I suppose I'm an optimist. I believe it is possible to create a secure online voting system. My life savings might be held at Fidelity, Merrill, or elsewhere, my banking is online, 90% of my shopping is online and it all has "good enough" security. Plus most banks seem to be well behind the state of the art in security. I believe with the technologies we have available today, we could create a secure, immutable, auditable voting system. Do I believe any of the current vendors have done that? NO. But I believe it could be done.
People of limited technical ability can understand the checks and balances of a paper voting system, which legitimizes outcomes. No digital voting system I'm aware of has this characteristic.
Elections in most countries involve tens of thousands of volunteers for running ballot stations and counting votes.
That is a feature, not a problem to be solved. It means that there are tens of thousands of eyes that can spot things going wrong at every level.
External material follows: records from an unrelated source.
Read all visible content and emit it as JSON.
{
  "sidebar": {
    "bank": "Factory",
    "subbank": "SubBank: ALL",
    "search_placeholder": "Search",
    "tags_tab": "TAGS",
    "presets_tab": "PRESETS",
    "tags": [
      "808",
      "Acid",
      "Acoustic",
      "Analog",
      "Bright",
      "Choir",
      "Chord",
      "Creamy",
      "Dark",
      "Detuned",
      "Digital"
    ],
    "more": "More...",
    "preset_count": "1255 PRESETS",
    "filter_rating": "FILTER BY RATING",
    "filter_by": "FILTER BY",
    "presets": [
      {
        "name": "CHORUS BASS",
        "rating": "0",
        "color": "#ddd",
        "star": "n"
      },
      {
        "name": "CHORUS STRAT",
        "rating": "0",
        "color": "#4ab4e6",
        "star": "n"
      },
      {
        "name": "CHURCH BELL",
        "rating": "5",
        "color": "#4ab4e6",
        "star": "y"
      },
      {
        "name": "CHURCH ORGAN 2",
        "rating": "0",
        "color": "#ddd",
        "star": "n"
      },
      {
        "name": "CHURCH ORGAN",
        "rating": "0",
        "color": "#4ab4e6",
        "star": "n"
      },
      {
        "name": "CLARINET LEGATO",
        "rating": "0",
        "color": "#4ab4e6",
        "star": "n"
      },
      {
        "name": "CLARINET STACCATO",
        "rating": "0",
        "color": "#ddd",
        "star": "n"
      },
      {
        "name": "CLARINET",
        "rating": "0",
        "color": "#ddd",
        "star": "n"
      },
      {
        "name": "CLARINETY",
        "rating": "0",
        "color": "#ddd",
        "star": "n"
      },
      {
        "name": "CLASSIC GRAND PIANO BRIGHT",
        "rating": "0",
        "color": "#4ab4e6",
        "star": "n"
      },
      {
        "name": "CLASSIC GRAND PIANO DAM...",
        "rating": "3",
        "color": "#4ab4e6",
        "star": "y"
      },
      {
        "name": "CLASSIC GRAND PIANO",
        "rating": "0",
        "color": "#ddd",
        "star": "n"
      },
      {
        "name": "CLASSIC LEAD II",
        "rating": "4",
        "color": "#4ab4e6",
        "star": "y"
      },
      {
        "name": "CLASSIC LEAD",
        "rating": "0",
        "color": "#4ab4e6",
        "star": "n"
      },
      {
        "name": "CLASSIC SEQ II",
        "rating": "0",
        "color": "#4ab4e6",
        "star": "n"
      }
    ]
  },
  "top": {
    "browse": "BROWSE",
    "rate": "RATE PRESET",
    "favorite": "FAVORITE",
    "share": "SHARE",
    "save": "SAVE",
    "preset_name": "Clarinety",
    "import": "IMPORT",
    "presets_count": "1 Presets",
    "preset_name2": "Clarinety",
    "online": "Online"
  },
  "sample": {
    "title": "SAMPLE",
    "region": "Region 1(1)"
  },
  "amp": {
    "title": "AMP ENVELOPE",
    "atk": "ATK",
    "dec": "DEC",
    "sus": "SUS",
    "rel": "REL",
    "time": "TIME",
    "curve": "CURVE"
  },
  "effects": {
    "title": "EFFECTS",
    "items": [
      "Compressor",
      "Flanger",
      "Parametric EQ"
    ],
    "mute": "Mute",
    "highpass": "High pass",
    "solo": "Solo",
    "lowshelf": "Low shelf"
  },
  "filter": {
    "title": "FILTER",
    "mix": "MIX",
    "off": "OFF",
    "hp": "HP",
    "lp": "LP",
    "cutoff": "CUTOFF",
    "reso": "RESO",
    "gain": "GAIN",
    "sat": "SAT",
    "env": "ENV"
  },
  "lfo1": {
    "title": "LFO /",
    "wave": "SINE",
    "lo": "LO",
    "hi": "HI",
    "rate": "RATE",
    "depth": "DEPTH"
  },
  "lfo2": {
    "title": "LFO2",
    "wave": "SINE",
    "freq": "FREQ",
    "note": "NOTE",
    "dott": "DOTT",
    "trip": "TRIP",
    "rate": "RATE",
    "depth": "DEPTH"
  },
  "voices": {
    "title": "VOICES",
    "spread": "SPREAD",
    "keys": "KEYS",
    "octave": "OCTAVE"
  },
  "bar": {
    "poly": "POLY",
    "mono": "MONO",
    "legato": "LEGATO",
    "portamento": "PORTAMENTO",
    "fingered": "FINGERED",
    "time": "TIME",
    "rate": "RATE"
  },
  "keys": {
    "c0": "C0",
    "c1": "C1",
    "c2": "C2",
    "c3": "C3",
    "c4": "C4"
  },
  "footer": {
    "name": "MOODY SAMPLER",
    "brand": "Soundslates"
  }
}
Any effort to make voting simpler and more efficient reduces the number of people directly involved in the system. Efficiency is a problem even if the system is perfectly secure in a technological sense.
I find that argument lacking. Each of those people is also a potential weak link or even an adversary from a security standpoint. Would I rather have 10,000 weak links or one software system with rigorous testing and logging?
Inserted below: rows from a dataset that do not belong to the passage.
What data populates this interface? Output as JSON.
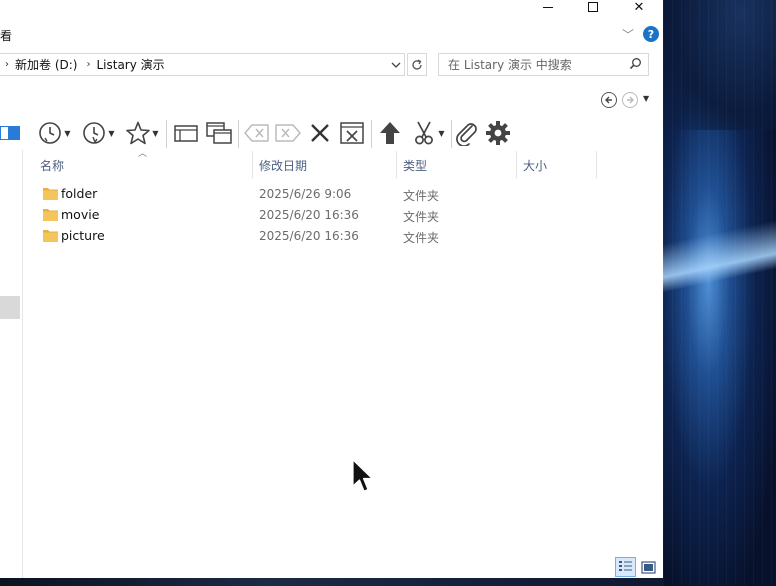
{
  "window": {
    "ribbon_tab_label": "看",
    "controls": {
      "minimize": "",
      "maximize": "",
      "close": "✕"
    },
    "help": "?"
  },
  "address_bar": {
    "breadcrumbs": [
      "新加卷 (D:)",
      "Listary 演示"
    ],
    "separator": "›",
    "search_placeholder": "在 Listary 演示 中搜索"
  },
  "columns": [
    "名称",
    "修改日期",
    "类型",
    "大小"
  ],
  "files": [
    {
      "name": "folder",
      "modified": "2025/6/26 9:06",
      "type": "文件夹",
      "size": ""
    },
    {
      "name": "movie",
      "modified": "2025/6/20 16:36",
      "type": "文件夹",
      "size": ""
    },
    {
      "name": "picture",
      "modified": "2025/6/20 16:36",
      "type": "文件夹",
      "size": ""
    }
  ],
  "toolbar_icons": [
    "recent-clock-icon",
    "history-clock-icon",
    "favorites-star-icon",
    "new-window-icon",
    "duplicate-window-icon",
    "backspace-icon",
    "delete-x-icon",
    "close-icon",
    "close-window-icon",
    "up-arrow-icon",
    "scissors-icon",
    "paperclip-icon",
    "gear-icon"
  ],
  "colors": {
    "accent_blue": "#1a73c7",
    "folder_yellow": "#f4c55a",
    "header_text": "#4d6082"
  }
}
Money are stolen electronically every day - we do not know how to build secure systems. Considering the stakes for national elections (civil war or government instability) good enough is not good enough.
I agree with you on local elections - electronic voting is good enough for town or even state level elections. The stakes are dramatically lower.
It's of course possible. In fact electronic voting could be safer. The issue is that voting has nothing to do with technical details of safety and everything to do with trust. If your electorate doesn't understand modular arithmetic, then there's no point to electronic voting.
"trust" is a fuzzy concept - people use iMessage and have no concept of how it's architected or how it works. But they trust it. Why? because trust is something that is transferable. If you trust me, and I tell you iMessage is safe then you have a high likelihood of trusting iMessage. If this is reinforced by other people you trust, even better. There would be ways to create a voting system in the open, and have it validated by third parties. If you've ever bought stock it's because underlying the transaction, and auditor has certified their financials...
We have ID.gov and we have blockchain. If we can ensure that the person submitting the vote is indeed that person, would it matter whether it was online, in a booth, or by mail?